На дворе лежал снег. Оказывается, пока он страдал, выпал снег и лежал, светясь на крышах, песке в песочнице и на листьях, не успевших еще как следует облететь. Холодно, холодно, поди, листьям-то! И как же это он прозевал, снег. Местами снежинок не хватало: там-сям (где не хватало) виднелись черные дымящиеся в асфальте проплешины. Курил, смотрел, боль над бровью с каждой затяжкой усиливалась, но он курил и думал: к утру снег все равно растает (куда ж ему деваться в сентябре), и никто, кроме него, сидящего тут у чужого окна, про то не узнает. Был, и где он? И потом увидел большую серую собаку, похожую на овчарку, но не овчарку, дворняжку все-таки, с облезлым, испуганно поджатым хвостом.
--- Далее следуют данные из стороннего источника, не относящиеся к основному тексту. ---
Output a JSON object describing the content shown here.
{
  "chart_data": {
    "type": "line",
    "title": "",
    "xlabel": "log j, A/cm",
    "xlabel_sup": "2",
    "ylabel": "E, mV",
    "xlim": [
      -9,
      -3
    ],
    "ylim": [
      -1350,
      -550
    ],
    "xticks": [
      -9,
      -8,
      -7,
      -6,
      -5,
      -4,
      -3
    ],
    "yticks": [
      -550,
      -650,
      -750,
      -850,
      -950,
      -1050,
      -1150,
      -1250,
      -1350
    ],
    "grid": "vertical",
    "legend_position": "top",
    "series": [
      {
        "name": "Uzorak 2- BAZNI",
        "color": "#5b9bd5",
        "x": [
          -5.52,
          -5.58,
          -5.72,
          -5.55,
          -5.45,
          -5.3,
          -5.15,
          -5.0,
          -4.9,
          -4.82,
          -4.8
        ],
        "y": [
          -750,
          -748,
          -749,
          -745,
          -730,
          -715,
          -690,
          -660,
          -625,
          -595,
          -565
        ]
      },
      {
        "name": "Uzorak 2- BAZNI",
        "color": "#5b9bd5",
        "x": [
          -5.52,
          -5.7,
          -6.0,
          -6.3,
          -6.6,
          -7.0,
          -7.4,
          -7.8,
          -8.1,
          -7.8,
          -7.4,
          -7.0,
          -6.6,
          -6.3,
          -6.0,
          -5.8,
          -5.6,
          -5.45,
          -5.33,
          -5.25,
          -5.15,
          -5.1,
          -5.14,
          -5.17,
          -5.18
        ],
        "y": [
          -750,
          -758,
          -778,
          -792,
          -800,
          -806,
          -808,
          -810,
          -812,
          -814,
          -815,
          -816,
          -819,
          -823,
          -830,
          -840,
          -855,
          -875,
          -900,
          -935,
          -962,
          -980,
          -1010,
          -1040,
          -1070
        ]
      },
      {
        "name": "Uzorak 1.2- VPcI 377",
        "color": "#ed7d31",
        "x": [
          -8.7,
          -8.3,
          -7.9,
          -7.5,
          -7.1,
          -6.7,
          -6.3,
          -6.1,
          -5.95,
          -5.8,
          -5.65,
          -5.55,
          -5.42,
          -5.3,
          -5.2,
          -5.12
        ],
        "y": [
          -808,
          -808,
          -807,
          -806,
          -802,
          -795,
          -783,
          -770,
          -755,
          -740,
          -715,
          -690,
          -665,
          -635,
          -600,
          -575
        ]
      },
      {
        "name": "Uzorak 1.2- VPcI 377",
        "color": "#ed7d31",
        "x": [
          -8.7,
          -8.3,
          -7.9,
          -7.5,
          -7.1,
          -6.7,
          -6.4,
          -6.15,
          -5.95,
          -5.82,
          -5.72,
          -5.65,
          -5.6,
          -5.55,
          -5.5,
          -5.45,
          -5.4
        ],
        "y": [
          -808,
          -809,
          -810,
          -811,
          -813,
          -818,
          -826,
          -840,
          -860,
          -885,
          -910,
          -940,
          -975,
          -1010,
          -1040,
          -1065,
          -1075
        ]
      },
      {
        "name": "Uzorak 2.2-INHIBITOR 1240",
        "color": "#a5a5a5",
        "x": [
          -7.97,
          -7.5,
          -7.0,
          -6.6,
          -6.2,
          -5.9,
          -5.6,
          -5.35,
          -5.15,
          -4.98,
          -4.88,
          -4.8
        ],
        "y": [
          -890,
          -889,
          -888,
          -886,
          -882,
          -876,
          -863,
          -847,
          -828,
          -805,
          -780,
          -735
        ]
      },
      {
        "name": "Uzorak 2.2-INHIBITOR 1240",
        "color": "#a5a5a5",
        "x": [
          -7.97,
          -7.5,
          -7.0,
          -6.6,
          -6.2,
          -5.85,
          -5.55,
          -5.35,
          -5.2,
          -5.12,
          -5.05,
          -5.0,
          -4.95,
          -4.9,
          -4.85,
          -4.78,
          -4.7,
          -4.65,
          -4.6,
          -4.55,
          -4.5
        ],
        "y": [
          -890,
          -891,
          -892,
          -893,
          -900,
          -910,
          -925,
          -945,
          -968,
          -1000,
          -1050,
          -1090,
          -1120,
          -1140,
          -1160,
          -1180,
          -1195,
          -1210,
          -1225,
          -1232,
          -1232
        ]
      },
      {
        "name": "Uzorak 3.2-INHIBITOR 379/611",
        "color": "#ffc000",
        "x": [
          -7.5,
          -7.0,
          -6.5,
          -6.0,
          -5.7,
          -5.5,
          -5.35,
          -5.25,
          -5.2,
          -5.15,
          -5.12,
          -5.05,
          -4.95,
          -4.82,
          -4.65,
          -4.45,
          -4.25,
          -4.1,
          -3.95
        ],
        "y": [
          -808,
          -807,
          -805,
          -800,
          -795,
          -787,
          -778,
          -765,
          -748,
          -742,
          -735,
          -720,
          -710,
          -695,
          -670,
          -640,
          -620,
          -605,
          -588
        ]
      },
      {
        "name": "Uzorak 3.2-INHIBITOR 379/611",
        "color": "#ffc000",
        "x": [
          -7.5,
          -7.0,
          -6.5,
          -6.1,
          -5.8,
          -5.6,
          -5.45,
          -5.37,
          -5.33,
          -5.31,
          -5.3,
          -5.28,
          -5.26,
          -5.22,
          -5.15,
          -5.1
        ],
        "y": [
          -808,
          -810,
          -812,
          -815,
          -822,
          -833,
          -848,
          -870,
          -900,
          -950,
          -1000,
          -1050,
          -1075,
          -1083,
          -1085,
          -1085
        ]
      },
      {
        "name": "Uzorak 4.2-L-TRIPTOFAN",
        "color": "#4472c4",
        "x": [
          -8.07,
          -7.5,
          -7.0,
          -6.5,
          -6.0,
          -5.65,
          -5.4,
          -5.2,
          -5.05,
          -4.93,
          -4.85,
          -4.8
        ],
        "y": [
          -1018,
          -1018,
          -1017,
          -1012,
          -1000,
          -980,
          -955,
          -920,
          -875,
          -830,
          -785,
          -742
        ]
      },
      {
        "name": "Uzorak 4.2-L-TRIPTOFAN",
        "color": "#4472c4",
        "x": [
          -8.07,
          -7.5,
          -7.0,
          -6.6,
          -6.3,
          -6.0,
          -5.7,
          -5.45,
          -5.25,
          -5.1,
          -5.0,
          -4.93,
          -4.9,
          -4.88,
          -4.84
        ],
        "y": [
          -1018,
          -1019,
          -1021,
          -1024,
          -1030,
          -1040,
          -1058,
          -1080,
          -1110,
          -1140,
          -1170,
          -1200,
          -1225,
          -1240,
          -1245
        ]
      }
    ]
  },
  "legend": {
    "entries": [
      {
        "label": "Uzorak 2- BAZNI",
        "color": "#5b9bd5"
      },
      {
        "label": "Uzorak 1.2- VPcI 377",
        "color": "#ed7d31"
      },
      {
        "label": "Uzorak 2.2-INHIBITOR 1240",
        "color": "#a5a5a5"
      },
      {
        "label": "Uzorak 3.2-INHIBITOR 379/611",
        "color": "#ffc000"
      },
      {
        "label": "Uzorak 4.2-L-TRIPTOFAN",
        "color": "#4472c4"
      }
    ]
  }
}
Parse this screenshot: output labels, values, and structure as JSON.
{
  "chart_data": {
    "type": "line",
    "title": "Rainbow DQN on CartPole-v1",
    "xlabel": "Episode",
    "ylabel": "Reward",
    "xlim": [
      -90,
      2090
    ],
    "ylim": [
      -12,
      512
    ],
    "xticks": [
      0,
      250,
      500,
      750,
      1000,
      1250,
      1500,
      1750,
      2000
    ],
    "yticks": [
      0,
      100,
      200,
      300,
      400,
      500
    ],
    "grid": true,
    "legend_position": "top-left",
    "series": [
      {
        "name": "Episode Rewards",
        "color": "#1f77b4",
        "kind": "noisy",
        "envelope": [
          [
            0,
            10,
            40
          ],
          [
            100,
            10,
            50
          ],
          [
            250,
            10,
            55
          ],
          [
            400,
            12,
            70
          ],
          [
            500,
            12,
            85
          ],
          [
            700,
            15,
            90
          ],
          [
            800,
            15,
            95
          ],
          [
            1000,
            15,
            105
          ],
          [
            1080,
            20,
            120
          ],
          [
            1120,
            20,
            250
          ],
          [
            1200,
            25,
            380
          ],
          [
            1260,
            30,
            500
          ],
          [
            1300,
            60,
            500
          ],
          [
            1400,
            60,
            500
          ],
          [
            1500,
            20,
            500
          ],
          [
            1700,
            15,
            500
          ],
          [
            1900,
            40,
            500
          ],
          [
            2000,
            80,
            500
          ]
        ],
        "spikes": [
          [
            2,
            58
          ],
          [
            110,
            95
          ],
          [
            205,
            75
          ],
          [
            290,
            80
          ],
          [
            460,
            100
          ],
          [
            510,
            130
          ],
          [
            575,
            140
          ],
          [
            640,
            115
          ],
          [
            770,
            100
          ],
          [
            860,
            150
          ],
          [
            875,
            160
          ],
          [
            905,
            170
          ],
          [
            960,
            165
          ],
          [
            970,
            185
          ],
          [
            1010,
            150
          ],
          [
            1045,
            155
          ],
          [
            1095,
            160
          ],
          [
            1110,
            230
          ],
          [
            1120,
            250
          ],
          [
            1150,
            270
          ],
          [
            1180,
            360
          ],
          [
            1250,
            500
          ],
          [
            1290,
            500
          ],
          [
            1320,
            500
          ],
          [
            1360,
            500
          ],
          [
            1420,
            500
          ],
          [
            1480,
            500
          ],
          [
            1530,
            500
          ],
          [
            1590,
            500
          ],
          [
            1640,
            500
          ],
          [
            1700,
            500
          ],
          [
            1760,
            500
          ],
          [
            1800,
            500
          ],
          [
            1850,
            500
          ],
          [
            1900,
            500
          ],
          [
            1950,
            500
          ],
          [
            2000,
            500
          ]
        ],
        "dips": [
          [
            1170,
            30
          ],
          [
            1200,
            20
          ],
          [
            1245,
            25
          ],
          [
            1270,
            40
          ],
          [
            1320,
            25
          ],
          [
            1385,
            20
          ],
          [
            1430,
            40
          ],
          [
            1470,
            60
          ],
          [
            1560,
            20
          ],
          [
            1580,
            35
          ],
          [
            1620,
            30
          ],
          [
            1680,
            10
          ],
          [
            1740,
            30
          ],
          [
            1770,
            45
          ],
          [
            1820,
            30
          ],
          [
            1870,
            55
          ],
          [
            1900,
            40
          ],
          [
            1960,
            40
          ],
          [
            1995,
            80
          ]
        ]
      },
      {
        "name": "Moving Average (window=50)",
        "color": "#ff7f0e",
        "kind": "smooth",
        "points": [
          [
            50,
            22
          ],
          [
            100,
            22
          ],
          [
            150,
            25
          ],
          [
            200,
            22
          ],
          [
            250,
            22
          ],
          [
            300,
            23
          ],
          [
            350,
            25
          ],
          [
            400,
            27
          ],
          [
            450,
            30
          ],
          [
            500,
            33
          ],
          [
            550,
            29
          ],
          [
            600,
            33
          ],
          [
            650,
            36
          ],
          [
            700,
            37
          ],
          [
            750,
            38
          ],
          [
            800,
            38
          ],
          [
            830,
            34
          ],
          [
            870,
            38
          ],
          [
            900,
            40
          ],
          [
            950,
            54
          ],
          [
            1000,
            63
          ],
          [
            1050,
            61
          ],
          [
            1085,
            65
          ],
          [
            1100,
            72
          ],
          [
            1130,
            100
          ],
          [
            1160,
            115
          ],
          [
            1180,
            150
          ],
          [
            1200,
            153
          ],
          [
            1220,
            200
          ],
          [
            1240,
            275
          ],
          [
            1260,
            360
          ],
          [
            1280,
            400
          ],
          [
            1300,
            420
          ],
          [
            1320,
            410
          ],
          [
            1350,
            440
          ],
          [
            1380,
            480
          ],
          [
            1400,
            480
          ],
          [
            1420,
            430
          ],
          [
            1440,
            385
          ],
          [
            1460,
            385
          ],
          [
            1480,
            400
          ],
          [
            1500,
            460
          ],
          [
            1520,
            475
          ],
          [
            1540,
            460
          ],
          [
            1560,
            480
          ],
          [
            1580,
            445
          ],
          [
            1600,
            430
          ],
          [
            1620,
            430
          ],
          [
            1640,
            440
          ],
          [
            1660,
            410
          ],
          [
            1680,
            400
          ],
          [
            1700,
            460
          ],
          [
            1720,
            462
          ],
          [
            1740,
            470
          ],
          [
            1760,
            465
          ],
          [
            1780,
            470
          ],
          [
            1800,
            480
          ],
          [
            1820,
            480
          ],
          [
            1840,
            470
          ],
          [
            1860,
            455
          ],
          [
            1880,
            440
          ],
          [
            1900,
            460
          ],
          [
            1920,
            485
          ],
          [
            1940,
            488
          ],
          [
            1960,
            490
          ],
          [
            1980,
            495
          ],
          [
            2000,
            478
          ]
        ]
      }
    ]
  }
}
Задерживающейся тихой рысью бежала от мусорных баков, а за ней черными цветочками по белому снегу печатались отчетливые следы. Перед тем, как скрыться, собака подняла голову и поглядела к нему в окно. Заметила, верно, огонек. Заметила и как бы кивнула, а-а, кивнула, это ты-ы, ну-ну, сиди, и потрусила себе дальше. Исчезла то есть.
И боль над бровью тоже вдруг будто растаяла, мягко затупляясь изнутри, и заиграли откуда-то скрипки и еще гобой. Потом стихло.
Он бросил в форточку недокуренную сигарету и потянул ноздрями снежный сладкий и чистый из нее дух.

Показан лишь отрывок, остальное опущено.